This didn’t stop the food industry from exploring various approaches to partially reduce salt in food products but still maintain the desired taste profile. These salt reduction methods can be grouped as follows:
- Stepwise stealth reduction: In the last several years the food industry gradually reduced the salt content of food products by 50% in some food categories. This salt reduction initiative didn’t spark consumer complaints.
- Physical modification of salt: Smaller or lower density salt crystals, when applied to potato chips, provide faster dissolution and higher concentrated perception of saltiness.
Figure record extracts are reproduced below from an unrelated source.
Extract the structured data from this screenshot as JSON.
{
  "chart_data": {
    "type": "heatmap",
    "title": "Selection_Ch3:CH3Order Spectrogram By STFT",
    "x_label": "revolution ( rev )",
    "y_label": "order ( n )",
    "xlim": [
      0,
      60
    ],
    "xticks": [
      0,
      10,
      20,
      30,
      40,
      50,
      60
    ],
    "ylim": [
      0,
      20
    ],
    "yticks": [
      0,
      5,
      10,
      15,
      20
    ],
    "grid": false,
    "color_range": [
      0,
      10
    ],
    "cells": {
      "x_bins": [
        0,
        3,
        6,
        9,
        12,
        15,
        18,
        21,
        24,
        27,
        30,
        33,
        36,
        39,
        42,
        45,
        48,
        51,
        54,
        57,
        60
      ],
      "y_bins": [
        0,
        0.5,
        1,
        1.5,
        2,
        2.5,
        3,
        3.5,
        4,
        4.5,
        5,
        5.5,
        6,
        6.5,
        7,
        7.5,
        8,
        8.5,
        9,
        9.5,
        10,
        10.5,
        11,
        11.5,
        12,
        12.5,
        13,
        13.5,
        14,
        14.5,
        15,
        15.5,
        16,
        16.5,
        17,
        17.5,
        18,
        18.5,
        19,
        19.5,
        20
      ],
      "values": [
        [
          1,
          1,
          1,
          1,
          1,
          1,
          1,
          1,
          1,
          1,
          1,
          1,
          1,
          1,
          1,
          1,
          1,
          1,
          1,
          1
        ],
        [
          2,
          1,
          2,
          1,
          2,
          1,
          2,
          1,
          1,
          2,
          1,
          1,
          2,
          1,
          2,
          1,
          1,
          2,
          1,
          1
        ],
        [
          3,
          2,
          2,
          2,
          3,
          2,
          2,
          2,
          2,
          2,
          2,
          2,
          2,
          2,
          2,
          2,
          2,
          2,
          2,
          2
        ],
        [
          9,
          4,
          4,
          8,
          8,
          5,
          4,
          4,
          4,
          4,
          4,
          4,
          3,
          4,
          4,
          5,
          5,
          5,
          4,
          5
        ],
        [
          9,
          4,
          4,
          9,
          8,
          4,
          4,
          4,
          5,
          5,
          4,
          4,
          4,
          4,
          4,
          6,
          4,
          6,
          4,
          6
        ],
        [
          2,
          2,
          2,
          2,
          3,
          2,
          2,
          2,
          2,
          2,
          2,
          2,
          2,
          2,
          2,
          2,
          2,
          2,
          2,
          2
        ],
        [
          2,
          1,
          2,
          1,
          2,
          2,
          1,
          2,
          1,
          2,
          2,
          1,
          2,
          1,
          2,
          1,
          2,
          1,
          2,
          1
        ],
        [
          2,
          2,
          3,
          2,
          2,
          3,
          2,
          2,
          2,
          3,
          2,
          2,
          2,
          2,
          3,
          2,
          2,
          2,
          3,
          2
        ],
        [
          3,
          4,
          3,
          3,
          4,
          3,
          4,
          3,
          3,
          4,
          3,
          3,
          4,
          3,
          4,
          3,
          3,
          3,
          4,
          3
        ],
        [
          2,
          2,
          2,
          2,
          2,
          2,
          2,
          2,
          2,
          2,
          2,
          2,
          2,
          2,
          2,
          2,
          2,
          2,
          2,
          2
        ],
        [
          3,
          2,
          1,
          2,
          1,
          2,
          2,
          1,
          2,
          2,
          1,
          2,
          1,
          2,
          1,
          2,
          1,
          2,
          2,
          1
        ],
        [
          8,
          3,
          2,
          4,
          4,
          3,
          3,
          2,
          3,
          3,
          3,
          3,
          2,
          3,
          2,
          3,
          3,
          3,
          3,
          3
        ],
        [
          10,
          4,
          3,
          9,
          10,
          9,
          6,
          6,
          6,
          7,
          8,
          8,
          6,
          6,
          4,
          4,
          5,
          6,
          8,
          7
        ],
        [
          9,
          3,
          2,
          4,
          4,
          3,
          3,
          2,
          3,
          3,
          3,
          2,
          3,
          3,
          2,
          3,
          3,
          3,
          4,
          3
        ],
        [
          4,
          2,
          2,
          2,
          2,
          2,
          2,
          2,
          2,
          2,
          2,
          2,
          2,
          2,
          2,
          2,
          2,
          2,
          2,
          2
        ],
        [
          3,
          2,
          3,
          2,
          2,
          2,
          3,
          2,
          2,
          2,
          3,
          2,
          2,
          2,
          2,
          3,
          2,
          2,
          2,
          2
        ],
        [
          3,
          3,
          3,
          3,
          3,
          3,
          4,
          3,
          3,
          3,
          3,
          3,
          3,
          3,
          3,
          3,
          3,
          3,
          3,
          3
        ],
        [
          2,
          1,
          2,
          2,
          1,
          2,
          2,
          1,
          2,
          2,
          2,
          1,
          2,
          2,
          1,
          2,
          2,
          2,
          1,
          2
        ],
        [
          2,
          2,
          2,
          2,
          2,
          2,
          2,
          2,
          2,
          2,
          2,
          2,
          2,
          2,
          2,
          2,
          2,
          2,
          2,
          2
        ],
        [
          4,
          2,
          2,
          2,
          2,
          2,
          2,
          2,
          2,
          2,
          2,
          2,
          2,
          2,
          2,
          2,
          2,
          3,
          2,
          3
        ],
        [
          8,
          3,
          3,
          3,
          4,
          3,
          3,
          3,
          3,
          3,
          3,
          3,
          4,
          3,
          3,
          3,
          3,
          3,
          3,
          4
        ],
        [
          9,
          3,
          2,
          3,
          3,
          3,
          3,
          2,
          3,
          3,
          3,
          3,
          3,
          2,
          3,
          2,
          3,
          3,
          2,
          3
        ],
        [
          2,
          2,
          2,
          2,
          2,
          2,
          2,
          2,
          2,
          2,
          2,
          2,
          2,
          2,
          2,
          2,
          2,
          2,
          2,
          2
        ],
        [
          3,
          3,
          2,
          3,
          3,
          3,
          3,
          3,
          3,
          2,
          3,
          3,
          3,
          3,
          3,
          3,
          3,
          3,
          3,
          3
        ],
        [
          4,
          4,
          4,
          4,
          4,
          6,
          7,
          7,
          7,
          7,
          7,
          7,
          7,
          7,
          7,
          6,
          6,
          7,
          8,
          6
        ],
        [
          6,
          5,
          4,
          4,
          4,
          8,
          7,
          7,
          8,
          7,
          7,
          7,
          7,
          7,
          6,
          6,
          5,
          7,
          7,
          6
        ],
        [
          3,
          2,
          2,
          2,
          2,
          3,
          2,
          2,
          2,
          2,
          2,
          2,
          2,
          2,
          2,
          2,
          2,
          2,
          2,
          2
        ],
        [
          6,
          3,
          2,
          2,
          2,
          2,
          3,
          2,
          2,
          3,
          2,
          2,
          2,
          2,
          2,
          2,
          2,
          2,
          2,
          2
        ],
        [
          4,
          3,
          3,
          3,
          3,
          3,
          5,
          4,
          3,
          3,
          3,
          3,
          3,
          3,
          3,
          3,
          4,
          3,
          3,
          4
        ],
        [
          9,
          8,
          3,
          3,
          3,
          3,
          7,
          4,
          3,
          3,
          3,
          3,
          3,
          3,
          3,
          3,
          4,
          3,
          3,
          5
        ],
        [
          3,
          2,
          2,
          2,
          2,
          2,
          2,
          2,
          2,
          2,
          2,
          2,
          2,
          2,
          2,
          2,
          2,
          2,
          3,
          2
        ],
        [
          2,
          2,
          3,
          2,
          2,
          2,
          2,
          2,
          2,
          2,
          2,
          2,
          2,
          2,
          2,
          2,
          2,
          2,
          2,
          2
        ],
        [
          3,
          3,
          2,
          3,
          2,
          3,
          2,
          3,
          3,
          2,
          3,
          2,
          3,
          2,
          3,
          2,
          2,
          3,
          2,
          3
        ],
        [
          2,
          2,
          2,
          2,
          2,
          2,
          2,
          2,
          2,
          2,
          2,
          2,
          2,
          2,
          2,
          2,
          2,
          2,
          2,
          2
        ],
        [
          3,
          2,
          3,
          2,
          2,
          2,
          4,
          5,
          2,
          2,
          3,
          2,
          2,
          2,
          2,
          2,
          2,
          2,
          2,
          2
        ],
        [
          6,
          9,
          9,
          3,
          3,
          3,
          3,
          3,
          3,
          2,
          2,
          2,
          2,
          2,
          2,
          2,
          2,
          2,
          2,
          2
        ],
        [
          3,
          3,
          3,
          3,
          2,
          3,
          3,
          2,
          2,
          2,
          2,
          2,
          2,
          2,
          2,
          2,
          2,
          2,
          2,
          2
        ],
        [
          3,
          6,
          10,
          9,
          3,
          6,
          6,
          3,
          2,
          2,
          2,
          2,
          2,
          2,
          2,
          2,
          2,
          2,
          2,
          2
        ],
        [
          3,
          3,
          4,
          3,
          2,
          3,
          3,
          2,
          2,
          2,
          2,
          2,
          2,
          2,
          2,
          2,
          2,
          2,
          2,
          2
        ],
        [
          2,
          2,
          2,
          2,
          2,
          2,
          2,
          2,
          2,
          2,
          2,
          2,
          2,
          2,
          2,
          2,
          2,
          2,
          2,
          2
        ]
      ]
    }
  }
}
- Potassium chloride based products: Potassium chloride can generally replace only up to 30% of sodium chloride. This is due to the typical metallic or bitter taste associated with Potassium chloride. Several companies developed ways to overcome these limitations by adding masking agents or by co-crystallization of the two salts and thus are able to reach 50% sodium reduction in some food applications.
- Additives that elicit salt perception: General Mills recently filed a patent teaching the use of certain natural products that were found to be salt modulators, namely, compounds that may be used to reduce the sodium contents in food while imparting a similar level of saltiness. Several other companies are pursuing a similar approach.
We have made progress on the fat and sugar fronts while salt and sodium reduction is still a challenge. Progress in deeper understanding of salt taste mechanism will enable progress on the salt front as well.